Intensive blood pressure lowering reduces adverse cardiovascular outcomes among patients with high-normal glucose: An analysis from the Systolic Blood Pressure Intervention Trial database.

Pubmed ID: 29532983

Pubmed Central ID: PMC8031176

Journal: Journal of clinical hypertension (Greenwich, Conn.)

Publication Date: April 1, 2018

Affiliation: Division of Cardiovascular Medicine, Department of Medicine, University of Florida, Gainesville, FL, USA.

Link: https://onlinelibrary.wiley.com/doi/pdf/10.1111/jch.13247

MeSH Terms: Humans, Male, Female, Aged, Cardiovascular Diseases, Risk Factors, Middle Aged, Hypertension, Blood Glucose, Antihypertensive Agents

Authors: Smith SM, Gong Y, Pepine CJ, Cooper-DeHoff RM, Handberg EM

Cite As: Gong Y, Smith SM, Handberg EM, Pepine CJ, Cooper-DeHoff RM. Intensive blood pressure lowering reduces adverse cardiovascular outcomes among patients with high-normal glucose: An analysis from the Systolic Blood Pressure Intervention Trial database. J Clin Hypertens (Greenwich) 2018 Apr;20(4):620-624. Epub 2018 Mar 13.

Studies:

Abstract

The objective of this analysis is to determine the effect of intensive (<120 mm Hg) versus standard (<140 mm Hg) systolic blood pressure (SBP) targets on cardiovascular (CV) outcomes among SPRINT participants with low-normal or high-normal fasting glucose (FG). We categorized the 5425 SPRINT participants with FG <100 mg/dL into 2 groups: <85 mg/dL (low-normal) and 85 to <100 mg/dL (high-normal). Among participants with low-normal glucose, there was no significant difference in the primary outcome (PO) between the 2 treatment arms (adjusted hazard ratio, HR: 1.27 (95% confidence interval [CI] 0.68-2.37, P = .46).
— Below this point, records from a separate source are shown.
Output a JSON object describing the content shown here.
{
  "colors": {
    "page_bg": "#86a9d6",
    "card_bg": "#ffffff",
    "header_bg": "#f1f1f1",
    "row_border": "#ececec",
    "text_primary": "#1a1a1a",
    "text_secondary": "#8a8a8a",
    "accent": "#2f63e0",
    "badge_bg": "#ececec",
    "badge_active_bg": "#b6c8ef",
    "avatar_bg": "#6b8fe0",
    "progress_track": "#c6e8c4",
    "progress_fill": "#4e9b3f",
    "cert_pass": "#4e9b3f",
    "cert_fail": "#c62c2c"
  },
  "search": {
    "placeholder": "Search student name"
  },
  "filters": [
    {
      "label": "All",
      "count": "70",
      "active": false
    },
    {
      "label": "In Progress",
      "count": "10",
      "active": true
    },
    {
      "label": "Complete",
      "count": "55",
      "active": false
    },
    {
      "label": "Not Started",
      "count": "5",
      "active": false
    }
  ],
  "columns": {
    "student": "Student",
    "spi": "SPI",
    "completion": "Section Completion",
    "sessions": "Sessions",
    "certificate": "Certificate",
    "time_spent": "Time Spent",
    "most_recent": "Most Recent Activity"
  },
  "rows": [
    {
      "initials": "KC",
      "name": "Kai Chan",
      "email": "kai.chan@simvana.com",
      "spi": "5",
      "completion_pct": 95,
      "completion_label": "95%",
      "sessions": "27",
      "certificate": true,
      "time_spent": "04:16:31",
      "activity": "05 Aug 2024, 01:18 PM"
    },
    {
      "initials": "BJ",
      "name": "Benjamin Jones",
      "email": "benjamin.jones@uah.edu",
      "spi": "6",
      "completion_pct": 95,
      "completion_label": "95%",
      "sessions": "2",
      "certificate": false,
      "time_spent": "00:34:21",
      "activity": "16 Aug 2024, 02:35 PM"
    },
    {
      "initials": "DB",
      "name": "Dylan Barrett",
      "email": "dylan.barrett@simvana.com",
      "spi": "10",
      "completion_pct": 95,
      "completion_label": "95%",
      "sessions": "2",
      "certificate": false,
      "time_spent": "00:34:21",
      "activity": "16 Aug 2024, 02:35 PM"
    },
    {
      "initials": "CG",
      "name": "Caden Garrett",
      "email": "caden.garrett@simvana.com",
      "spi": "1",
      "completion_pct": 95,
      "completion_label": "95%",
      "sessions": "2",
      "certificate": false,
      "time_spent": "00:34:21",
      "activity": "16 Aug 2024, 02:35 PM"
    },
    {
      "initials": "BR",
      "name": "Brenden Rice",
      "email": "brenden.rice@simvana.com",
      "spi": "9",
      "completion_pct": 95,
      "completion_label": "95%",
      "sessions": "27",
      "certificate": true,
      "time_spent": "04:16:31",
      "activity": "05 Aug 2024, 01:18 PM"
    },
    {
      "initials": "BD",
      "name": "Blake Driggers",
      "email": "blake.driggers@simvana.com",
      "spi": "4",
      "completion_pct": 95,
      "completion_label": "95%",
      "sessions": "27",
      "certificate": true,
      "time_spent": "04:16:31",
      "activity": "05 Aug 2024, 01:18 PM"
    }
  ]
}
However, the intensive SBP target was associated with 27% lower risk for the PO compared with the standard SBP target in those with high-normal glucose (HR 0.73, 0.57-0.93, P = .01). Our results indicate that hypertensive patients with high-normal FG may benefit from intensive SBP lowering, whereas benefits were inconclusive among those with low-normal FG.